WHO Calls For Caution In Easing Restrictions As COVID-19 Cases Cross 200,00 In Africa

The World Health Organization has warned African countries not to relent in measures taken to combat coronavirus as confirmed cases on the continent cross 200,000.

More than 200 000 cases have been confirmed so far in Africa, with over 5,600 deaths. 

WHO states that the pandemic is accelerating as it took 98 days to reach 100,000 cases and only 19 days to move to 200,000 cases.

According to WHO, 10 out of 54 countries are currently driving the rise in numbers, accounting for nearly 80% of all the cases. 

It added that more than 70% of the deaths were taking place in only five countries: Algeria, Egypt, Nigeria, South Africa and Sudan.

South Africa is the most affected, accounting for 25% of the continent’s total cases, with the Western Cape and Eastern Cape provinces reporting a high number of cases and deaths daily.

“For now, Africa still only accounts for a small fraction of cases worldwide,” said Dr Matshidiso Moeti, World Health Organization (WHO) Regional Director for Africa. “But the pace of the spread is quickening. Swift and early action by African countries have helped to keep numbers low but constant vigilance is needed to stop COVID-19 from overwhelming health facilities.”
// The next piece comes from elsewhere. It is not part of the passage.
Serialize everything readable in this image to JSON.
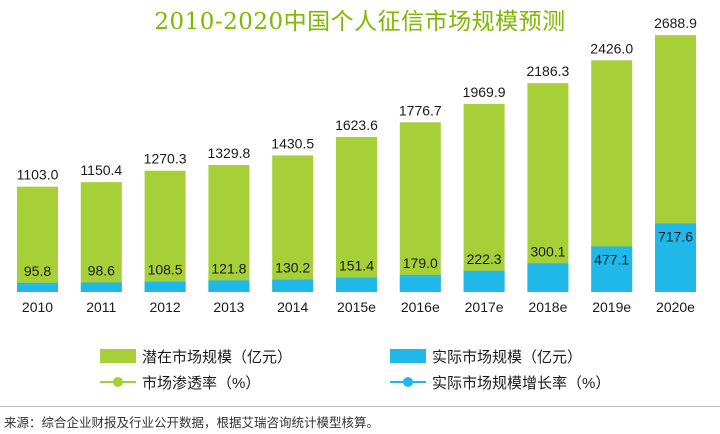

“Stay-at-home orders and closing of markets and businesses have taken a heavy toll, particularly on the most vulnerable and marginalized communities,” said Moeti. 

“So, the need to balance between saving lives and protecting livelihoods is a key consideration in this response, particularly in Africa.”

WHO advised that easing restrictions should be a controlled process and needs to be coupled with ensuring that widespread testing capacities and mechanisms are in place. 

“These steps need to be constantly adapted according to the trends in the data and maintained until the pandemic is contained or there is a vaccine or treatment for COVID-19 which is accessible to everyone.

“As countries ease restrictions, health authorities will need to ensure continuity of essential health care services while also resuming the full gamut of routine health services,” WHO said.